2018年6月5日火曜日

『まんがタウン』2018年7月号

 『まんがタウン』2018年7月号、発売されました。表紙は『うちの大家族』、洗濯物を取り込んでいる藍子ですね。ああ、ついに最終回。16年の連載が終わるというのですね。しかし16年となると、本当に長い。それだけの間続けられるエネルギー、また広く支持されてきたことがうかがえる長さでありますね。

『新婚のいろはさん』。今回は二本立て。一本目は始たちの隣人、早倉哲子の話からはじまって、水泳部の彼女、このところ調子がいいみたい。それで他の部員からもてはやされて、そして一緒になにか食べにいきましょう。そうか、いつもはつきあいわるいんだな、この子。けれど今日は一緒にいくと返事して、その変化に皆がなおわきたつというんですね。彼氏でもできたか、みたいな話なんですが、早倉に影響与えてるのは始なわけで、始といろはの様子を見ていろいろ考えるようになったという、その思いをしみじみと語るところなど、とてもよかったです。

思えばこの漫画、気持ちを、思いを語る、そこによさがあると思わされて、例えば今日の二本目も、南国ごっこ(?)をするいろはと始の対話。自分たちの住む街について知ってること、知らなかったこと、そして変化していっていること、そうした気づいたことを話してるだけだっていうのに、なんてこう感情に触れてくるのだろう。なにかノスタルジックに似たものがある。そしてふたりの近さ、その関係し思いが伝わったり伝わらなかったりするのも面白くって、ほんと、この漫画、大変に豊かだ、そう思わされるばかりなのです。

『ようこそ!スマイリーバーガーへ』。いい話じゃありませんか。今回のテーマは女の戦いなのでしょうか。その戦いというの、それこそひとりひとり違うものなのだろうなあ、と思わせる今回のエピソード。梅ちゃんは、自分の名前のコンプレックス、それが敵なのかも。けれどこうした話、さっぱりわからないといった感じのたまこにすず、ふたりの様子も面白く、そしてその対応の違いもおかしい。すず、この人は本当に真面目で、誤魔化したりせず、それでもってどっかちょっとずれてるんだなあ。さて、店長のシェイクにかける情熱。新作デザートを試作して常連たちに感想聞くというの。これ、一旦テーマから離れたと思わせて、また後で戻ってくる。津田さんの、シェイクを買っての帰り道、お店のお客さん、泣いているところに遭遇しちゃったんだ。具体的になにがあったのか、そういったことは語られず、けれど津田さんのあの行動。そしてお客さんに興味ないからって、冷たいように見せてね、そうじゃないところもあるってね、でも決してウェットにはならない、そんな彼女のあり方。実に魅力的で、ええ、戦ってる女だからこそ、また違う戦いに打ち拉がれる人を放っておけなかったのかも知れませんね。最後のたまこのおばあちゃんの思い出話、これも面白かったですよ。まるでテーマ外のエピソードに見せて、いや、やっぱりテーマからはずれていない、かな? この、そうと思える、思いすぎかも? みたいなゆるやかなつながり? 自然な自由さ? これもまたいいんですね。

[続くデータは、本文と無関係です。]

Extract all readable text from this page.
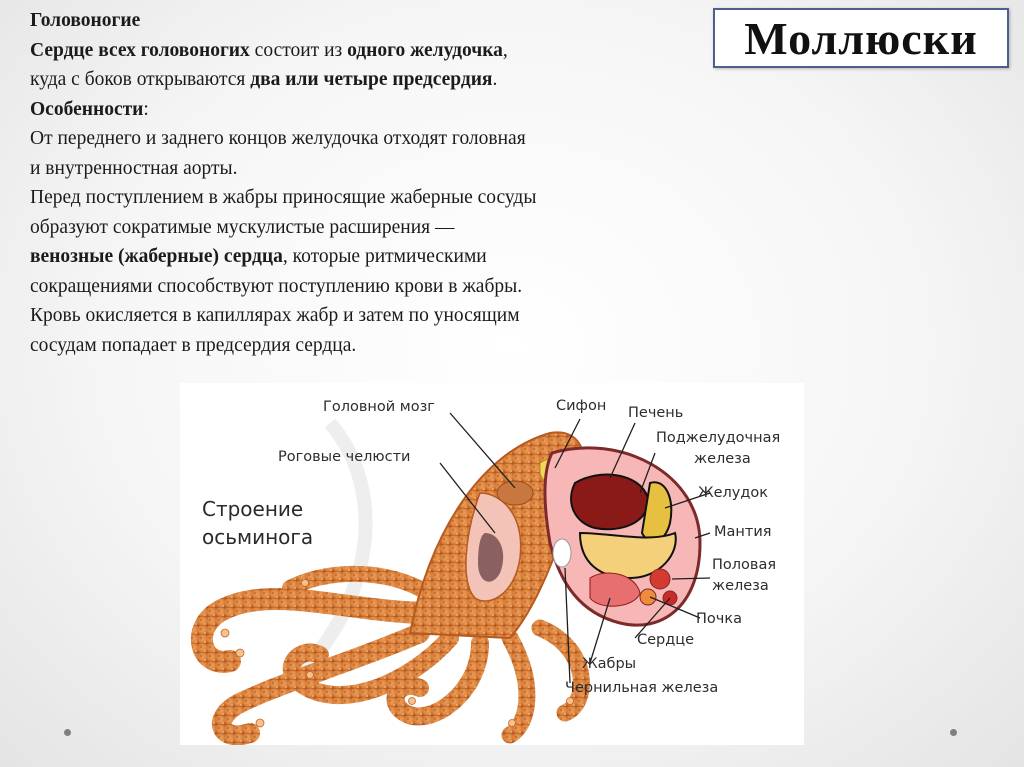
Головоногие

Сердце всех головоногих состоит из одного желудочка,

куда с боков открываются два или четыре предсердия.

Особенности:

От переднего и заднего концов желудочка отходят головная

и внутренностная аорты.

Перед поступлением в жабры приносящие жаберные сосуды

образуют сократимые мускулистые расширения —

венозные (жаберные) сердца, которые ритмическими

сокращениями способствуют поступлению крови в жабры.

Кровь окисляется в капиллярах жабр и затем по уносящим

сосудам попадает в предсердия сердца.

Моллюски
Строение
осьминога
Головной мозг
Роговые челюсти
Сифон Печень
Поджелудочная
железа
Желудок
Мантия
Половая
железа
Почка
Сердце
Жабры
Чернильная железа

『あいたま』。今回、ものすごい。なんと、あいが弱ってる。原因は猫。裏庭にいたという黒いチビすけをひよこが確保してきて、そしたらこの猫があいに見事になついちゃった。って、いいことじゃん? そう思いたいところだけど、そんなにもあいったら猫が苦手ときたか。すごい顔。すごい消耗。白くなったり血涙流したり、これ、このまま猫と触れ合っていたら、いずれ消耗しきって死んじゃうんじゃないか? ってな具合に弱るんですね。なのに、樹里が猫の行く末を思って涙を浮かべたら、私が飼うからと安請け合い。死ぬ、ほんと死んでしまう。というか、猫がいる家になんて帰れないぞ私…!! って、わかってるんだったら、最初からそんな無茶な約束しなけりゃいいのに! 今回、あいが、猫のお腹のあたたかさを嫌がったり、またゴロゴロが嫌音とかいってますけど、これ、きっと作者の思ってること、その逆を書いてるんだろうなあって思ったらおかしかったです。猫については、飼い主というか、動物トレーナーやってるアイドルにちゃんと引き渡せてめでたしめでたしだったわけですが、それで別れてちょっと寂しそうにするあいの様子、これがなんだかよかったです。